I'll finish up with a few comments on Wayne Green himself. First, he was a 'know-it-all', to which he would no doubt have responded, "I know!". With an IQ purported as being over 200, maybe he was, and although his Art Bell C2C spots were entertaining, they get monotonous after a while - he basically used to read a LOT (1-2 books a week) then regurgitate what he'd read on Art's show. Art Bell apparently found it tiring eventually as it stopped being a regular gig, and Wayne moaned continuously about it in his blog, cajoling readers to contact C2C and ask for his return. Never happened. Also, he continuously harped on about 'cold-fusion' being a 'done-deal', both on C2C
and in his blog, yet he never once mentioned trying it out for himself,
despite being a bit of an electronics-wiz. I got the impression that whatever he'd read, became Gospel, the 'real-deal' - at least until he read another book that contradicted that belief...

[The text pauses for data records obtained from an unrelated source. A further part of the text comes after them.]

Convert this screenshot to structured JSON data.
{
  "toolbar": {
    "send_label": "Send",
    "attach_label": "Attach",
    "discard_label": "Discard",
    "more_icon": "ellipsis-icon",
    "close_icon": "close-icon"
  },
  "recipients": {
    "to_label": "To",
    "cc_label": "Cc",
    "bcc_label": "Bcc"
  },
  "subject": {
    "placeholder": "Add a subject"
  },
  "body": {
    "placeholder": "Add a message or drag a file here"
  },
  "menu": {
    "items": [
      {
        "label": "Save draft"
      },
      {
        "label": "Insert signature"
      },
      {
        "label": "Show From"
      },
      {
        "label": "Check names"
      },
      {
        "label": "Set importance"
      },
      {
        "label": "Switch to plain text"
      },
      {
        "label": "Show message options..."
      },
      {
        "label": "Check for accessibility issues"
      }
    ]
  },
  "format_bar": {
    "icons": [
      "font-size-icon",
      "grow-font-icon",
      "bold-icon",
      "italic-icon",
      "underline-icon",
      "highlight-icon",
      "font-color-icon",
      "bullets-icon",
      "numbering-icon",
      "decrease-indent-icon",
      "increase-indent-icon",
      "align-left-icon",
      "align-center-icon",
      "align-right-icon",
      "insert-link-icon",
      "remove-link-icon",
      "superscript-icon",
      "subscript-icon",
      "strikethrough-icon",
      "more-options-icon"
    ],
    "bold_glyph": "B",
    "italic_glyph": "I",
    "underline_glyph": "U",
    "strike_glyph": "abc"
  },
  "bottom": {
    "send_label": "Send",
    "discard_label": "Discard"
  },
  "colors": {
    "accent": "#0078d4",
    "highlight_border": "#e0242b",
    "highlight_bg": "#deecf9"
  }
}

His other 'obsessions', referred to ad-nauseam throughout his blog, concerned vaccines, schooling, diet and the medical system. He repeatedly relayed how he went out of his way to communicate with a sick Steve Jobs so that he could provide him with a cancer-cure, but failed to break through the wall of 'minders' that surrounded him. To say he was critical of current-day healthcare is an understatement. Yet, despite this vitriolic opinion, when push came to shove towards the end of his life, he ignored all the advice he had offered to others, and instead went with doctor-recommended treatments - then bitched & moaned at their incompetence when things didn't go according to plan (well, he died...). He seemed to have been a 'do as I say, not as I do' type individual.
Lastly, a memory. When Wayne died, there was the expected influx of gushing emails from friends posted on his site. One 'friend' stated his intention to maintain Wayne site as a memorial of sorts, 'for the foreseeable future' - which I thought admirable. What actually happened was that just a few months later, the site was gone! I remember thinking at the time, "With friends like that, who needs enemies."
Anyway, as the above link shows, Wayne Green's site IS still available online, but on the Wayback Machine.